“There are years where nothing happens, and there are days where years happen.”
The statement above is an accurate representation of 2020, in the wake of a global pandemic and series of protests in Nigeria and other parts of the world. Lots of people have lost their jobs, and businesses and entire industries have been put on hold.
The question right now is, what does fashion have to do with any of these?
Well, everything by the looks of it. Fashion is a $3 trillion industry that employed more than 2 million people in the US alone as of January 2020. Fashion reach extends from the star-studded red carpet of Hollywood to diverse Ankara sellers at Onitsha Main Market. Studies show that the fashion industry makes up for a large global market share. Fashion is a representation of societal dreams, an expression of art. It can question societal norms, and it has a voice. And yet we must ask the question: Can fashion be a tool to tackle social and political issues? To which my reply is; being a voice is what fashion is all about.
Fashion has always interwoven itself with the social and political aspects of life. In the past, there were laws that prohibited commoners from dressing above their pay grade. There are other examples of this dual relationship.

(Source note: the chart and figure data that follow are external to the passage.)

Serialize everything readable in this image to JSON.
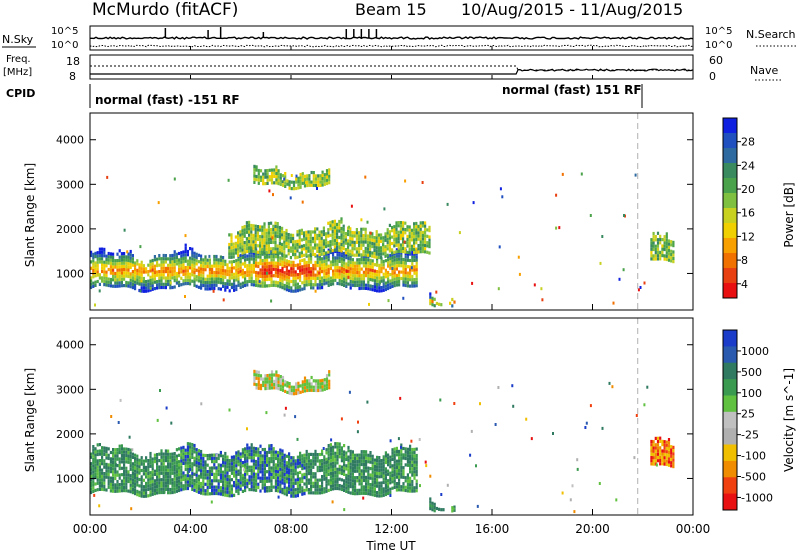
{
  "header": {
    "station": "McMurdo (fitACF)",
    "beam": "Beam 15",
    "date_range": "10/Aug/2015 - 11/Aug/2015"
  },
  "noise_panel": {
    "left_label": "N.Sky",
    "right_label": "N.Search",
    "tick_top": "10^5",
    "tick_bottom": "10^0"
  },
  "freq_panel": {
    "left_label_1": "Freq.",
    "left_label_2": "[MHz]",
    "right_label": "Nave",
    "left_ticks": [
      "18",
      "8"
    ],
    "right_ticks": [
      "60",
      "0"
    ]
  },
  "cpid_panel": {
    "label": "CPID",
    "mode_1": "normal (fast) -151 RF",
    "mode_2": "normal (fast) 151 RF"
  },
  "chart_data": [
    {
      "type": "heatmap",
      "title": "",
      "xlabel": "",
      "ylabel": "Slant Range [km]",
      "xlim_hours": [
        0,
        24
      ],
      "ylim_km": [
        180,
        4600
      ],
      "yticks": [
        "4000",
        "3000",
        "2000",
        "1000"
      ],
      "colorbar": {
        "label": "Power [dB]",
        "ticks": [
          "28",
          "24",
          "20",
          "16",
          "12",
          "8",
          "4"
        ],
        "colors": [
          "#1020e0",
          "#2050c0",
          "#2e6aa0",
          "#3a8a60",
          "#4aa24a",
          "#80c040",
          "#c8d020",
          "#f0d000",
          "#f8a000",
          "#f07000",
          "#e84010",
          "#e81010"
        ]
      },
      "dashed_marker_hour": 21.8,
      "echo_regions": [
        {
          "t_start": 0.0,
          "t_end": 13.0,
          "r_low": 650,
          "r_high": 1400,
          "level": "high",
          "peak_hours": [
            6.5,
            9.0
          ]
        },
        {
          "t_start": 5.5,
          "t_end": 13.5,
          "r_low": 1400,
          "r_high": 2000,
          "level": "mid"
        },
        {
          "t_start": 6.5,
          "t_end": 9.5,
          "r_low": 2950,
          "r_high": 3250,
          "level": "mid"
        },
        {
          "t_start": 13.5,
          "t_end": 14.5,
          "r_low": 200,
          "r_high": 450,
          "level": "high"
        },
        {
          "t_start": 22.3,
          "t_end": 23.2,
          "r_low": 1300,
          "r_high": 1900,
          "level": "mid"
        }
      ]
    },
    {
      "type": "heatmap",
      "title": "",
      "xlabel": "Time UT",
      "ylabel": "Slant Range [km]",
      "xlim_hours": [
        0,
        24
      ],
      "ylim_km": [
        180,
        4600
      ],
      "xticks": [
        "00:00",
        "04:00",
        "08:00",
        "12:00",
        "16:00",
        "20:00",
        "00:00"
      ],
      "yticks": [
        "4000",
        "3000",
        "2000",
        "1000"
      ],
      "colorbar": {
        "label": "Velocity [m s^-1]",
        "ticks": [
          "1000",
          "500",
          "100",
          "25",
          "-25",
          "-100",
          "-500",
          "-1000"
        ],
        "colors": [
          "#1a3cc8",
          "#2a5ab0",
          "#2f7a60",
          "#3a9a50",
          "#60c040",
          "#c0c0c0",
          "#b0b0b0",
          "#f0c000",
          "#f08c00",
          "#f04010",
          "#e81010"
        ]
      },
      "dashed_marker_hour": 21.8,
      "echo_regions": [
        {
          "t_start": 0.0,
          "t_end": 13.0,
          "r_low": 650,
          "r_high": 1600,
          "level": "low-velocity",
          "note": "mostly green, blue patches near 04:00-08:00"
        },
        {
          "t_start": 6.5,
          "t_end": 9.5,
          "r_low": 2950,
          "r_high": 3250,
          "level": "mixed"
        },
        {
          "t_start": 13.5,
          "t_end": 14.5,
          "r_low": 200,
          "r_high": 450,
          "level": "low-velocity"
        },
        {
          "t_start": 22.3,
          "t_end": 23.2,
          "r_low": 1300,
          "r_high": 1900,
          "level": "negative"
        }
      ]
    }
  ]
}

Put simply, fashion acts as a reflection of our times, so inherently, it is political. Over time it has been used as a patriotic and propagandistic symbol. It expresses social issues that have to do with sexuality, gender, and race. What this shows today is that fashion as an industry now incorporates environmental concerns and social consciousness. Designers all over the world, irrespective of their status, are incorporating politics at different levels. Fashion has always been an instrument for change, and that’s its central attraction.

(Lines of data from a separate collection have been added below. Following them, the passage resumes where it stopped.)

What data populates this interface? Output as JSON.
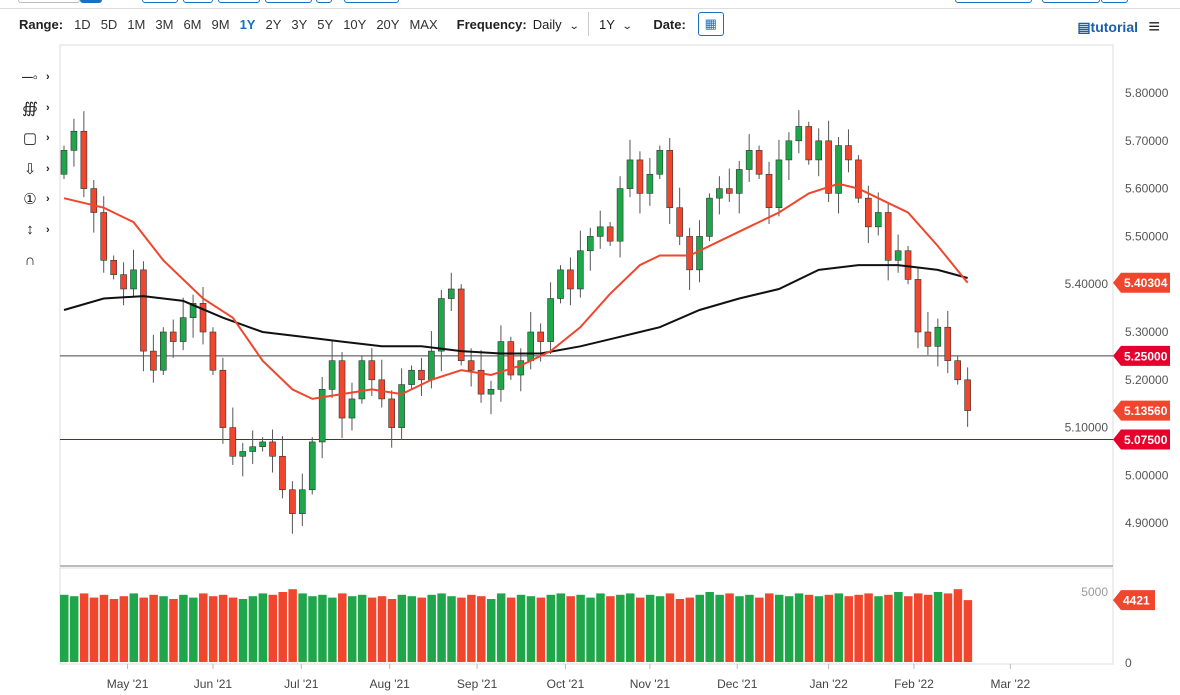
{
  "toolbar": {
    "range_label": "Range:",
    "ranges": [
      "1D",
      "5D",
      "1M",
      "3M",
      "6M",
      "9M",
      "1Y",
      "2Y",
      "3Y",
      "5Y",
      "10Y",
      "20Y",
      "MAX"
    ],
    "active_range": "1Y",
    "frequency_label": "Frequency:",
    "frequency_value": "Daily",
    "period_value": "1Y",
    "date_label": "Date:",
    "tutorial_label": "tutorial"
  },
  "colors": {
    "up": "#1fa64a",
    "down": "#f0462d",
    "ma_fast": "#f0462d",
    "ma_slow": "#111111",
    "level": "#e8002d",
    "accent": "#1a6fc1"
  },
  "chart_data": {
    "type": "candlestick",
    "title": "",
    "x_tick_labels": [
      "May '21",
      "Jun '21",
      "Jul '21",
      "Aug '21",
      "Sep '21",
      "Oct '21",
      "Nov '21",
      "Dec '21",
      "Jan '22",
      "Feb '22",
      "Mar '22"
    ],
    "x_tick_index": [
      6.4,
      15,
      23.9,
      32.8,
      41.6,
      50.5,
      59,
      67.8,
      77,
      85.6,
      95.3
    ],
    "y_ticks": [
      4.9,
      5.0,
      5.1,
      5.2,
      5.3,
      5.4,
      5.5,
      5.6,
      5.7,
      5.8
    ],
    "y_tick_labels": [
      "4.90000",
      "5.00000",
      "5.10000",
      "5.20000",
      "5.30000",
      "5.40000",
      "5.50000",
      "5.60000",
      "5.70000",
      "5.80000"
    ],
    "ylim": [
      4.87,
      5.9
    ],
    "first_open": 5.63,
    "closes": [
      5.68,
      5.72,
      5.6,
      5.55,
      5.45,
      5.42,
      5.39,
      5.43,
      5.26,
      5.22,
      5.3,
      5.28,
      5.33,
      5.36,
      5.3,
      5.22,
      5.1,
      5.04,
      5.05,
      5.06,
      5.07,
      5.04,
      4.97,
      4.92,
      4.97,
      5.07,
      5.18,
      5.24,
      5.12,
      5.16,
      5.24,
      5.2,
      5.16,
      5.1,
      5.19,
      5.22,
      5.2,
      5.26,
      5.37,
      5.39,
      5.24,
      5.22,
      5.17,
      5.18,
      5.28,
      5.21,
      5.24,
      5.3,
      5.28,
      5.37,
      5.43,
      5.39,
      5.47,
      5.5,
      5.52,
      5.49,
      5.6,
      5.66,
      5.59,
      5.63,
      5.68,
      5.56,
      5.5,
      5.43,
      5.5,
      5.58,
      5.6,
      5.59,
      5.64,
      5.68,
      5.63,
      5.56,
      5.66,
      5.7,
      5.73,
      5.66,
      5.7,
      5.59,
      5.69,
      5.66,
      5.58,
      5.52,
      5.55,
      5.45,
      5.47,
      5.41,
      5.3,
      5.27,
      5.31,
      5.24,
      5.2,
      5.1356
    ],
    "ma_fast": [
      [
        0,
        5.58
      ],
      [
        4,
        5.56
      ],
      [
        7,
        5.53
      ],
      [
        10,
        5.45
      ],
      [
        14,
        5.37
      ],
      [
        17,
        5.33
      ],
      [
        20,
        5.24
      ],
      [
        23,
        5.18
      ],
      [
        25,
        5.16
      ],
      [
        28,
        5.17
      ],
      [
        31,
        5.18
      ],
      [
        34,
        5.17
      ],
      [
        37,
        5.2
      ],
      [
        40,
        5.22
      ],
      [
        43,
        5.21
      ],
      [
        46,
        5.23
      ],
      [
        49,
        5.26
      ],
      [
        52,
        5.31
      ],
      [
        55,
        5.38
      ],
      [
        58,
        5.44
      ],
      [
        60,
        5.46
      ],
      [
        63,
        5.46
      ],
      [
        66,
        5.49
      ],
      [
        69,
        5.52
      ],
      [
        72,
        5.55
      ],
      [
        75,
        5.59
      ],
      [
        78,
        5.61
      ],
      [
        80,
        5.6
      ],
      [
        82,
        5.58
      ],
      [
        85,
        5.55
      ],
      [
        88,
        5.48
      ],
      [
        91,
        5.403
      ]
    ],
    "ma_slow": [
      [
        0,
        5.346
      ],
      [
        4,
        5.37
      ],
      [
        8,
        5.375
      ],
      [
        12,
        5.365
      ],
      [
        16,
        5.33
      ],
      [
        20,
        5.3
      ],
      [
        24,
        5.29
      ],
      [
        28,
        5.28
      ],
      [
        32,
        5.27
      ],
      [
        36,
        5.27
      ],
      [
        40,
        5.26
      ],
      [
        44,
        5.255
      ],
      [
        48,
        5.255
      ],
      [
        52,
        5.27
      ],
      [
        56,
        5.29
      ],
      [
        60,
        5.31
      ],
      [
        64,
        5.346
      ],
      [
        68,
        5.37
      ],
      [
        72,
        5.39
      ],
      [
        76,
        5.43
      ],
      [
        80,
        5.44
      ],
      [
        84,
        5.44
      ],
      [
        88,
        5.43
      ],
      [
        91,
        5.413
      ]
    ],
    "levels": [
      {
        "value": 5.25,
        "label": "5.25000",
        "color": "#444444"
      },
      {
        "value": 5.075,
        "label": "5.07500",
        "color": "#8b1a1a"
      }
    ],
    "price_tags": [
      {
        "value": 5.40304,
        "label": "5.40304",
        "color": "#f0462d"
      },
      {
        "value": 5.25,
        "label": "5.25000",
        "color": "#e8002d"
      },
      {
        "value": 5.1356,
        "label": "5.13560",
        "color": "#f0462d"
      },
      {
        "value": 5.075,
        "label": "5.07500",
        "color": "#e8002d"
      }
    ],
    "volume": [
      4800,
      4700,
      4900,
      4600,
      4800,
      4500,
      4700,
      4900,
      4600,
      4800,
      4700,
      4500,
      4800,
      4600,
      4900,
      4700,
      4800,
      4600,
      4500,
      4700,
      4900,
      4800,
      5000,
      5200,
      4900,
      4700,
      4800,
      4600,
      4900,
      4700,
      4800,
      4600,
      4700,
      4500,
      4800,
      4700,
      4600,
      4800,
      4900,
      4700,
      4600,
      4800,
      4700,
      4500,
      4900,
      4600,
      4800,
      4700,
      4600,
      4800,
      4900,
      4700,
      4800,
      4600,
      4900,
      4700,
      4800,
      4900,
      4600,
      4800,
      4700,
      4900,
      4500,
      4600,
      4800,
      5000,
      4800,
      4900,
      4700,
      4800,
      4600,
      4900,
      4800,
      4700,
      4900,
      4800,
      4700,
      4800,
      4900,
      4700,
      4800,
      4900,
      4700,
      4800,
      5000,
      4700,
      4900,
      4800,
      5000,
      4900,
      5200,
      4421
    ],
    "volume_ylim": [
      0,
      5000
    ],
    "volume_tick_labels": [
      "0",
      "5000"
    ],
    "volume_tag": "4421"
  }
}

For designers, every choice you make influences your immediate environment, and by extension, the world, one way or the other. What you design, how you go about designing it, how you speak about your design, all entails politics.
With the recent happenings, people are starting to see the bigger picture and understand that fashion should be part of social and political conversations. It is the current system at work and the way it shows itself. For example, politics is on your TV, on the streets, and there is definitely politics on the clothes you wear.
Doing Something Different
Today, brands are fully engaged in various social and political arenas. They are taking a stand against political and social issues. Fashion, in itself, is a way of life. Fashion, as a concept, has evolved thanks to technology, social media, and globalization.
Part of its evolution and the fact that consumers are demanding more originality and authenticity are why fashion lending a voice in times like this. What you wear is a representation of yourself, most especially in towards world where first impressions count. Fashion is an instant language. Fashion is a way to express values and beliefs, as well as a medium of communication. It offers an avenue to do something different.
Even in the wake of the coronavirus pandemic, fashion still has a say. If there is one atom of positivity that we can take from COVID-19, it is that it has given us a reset. We are now extra conscious of everything, and just like that, we are living with the future in mind. It seems after so many years of uncertainty, something new is coming. COVID has surfaced conversations we didn’t think we would be having within the fashion world. It doesn’t mean we would get a complete reset such that fashion becomes an essential aspect of political and social issues. But it has created a platform to ask questions. We can see the system for what it is and choose to be different. This makes it a great time to be in the fashion industry because you can help bring forward a shift as a designer.
Now, the shift might not be instantaneous; it might not even take place in the next few years. But the work has already started. Fashion already has a say in political and social issues. Let’s embrace this change, and make a new history.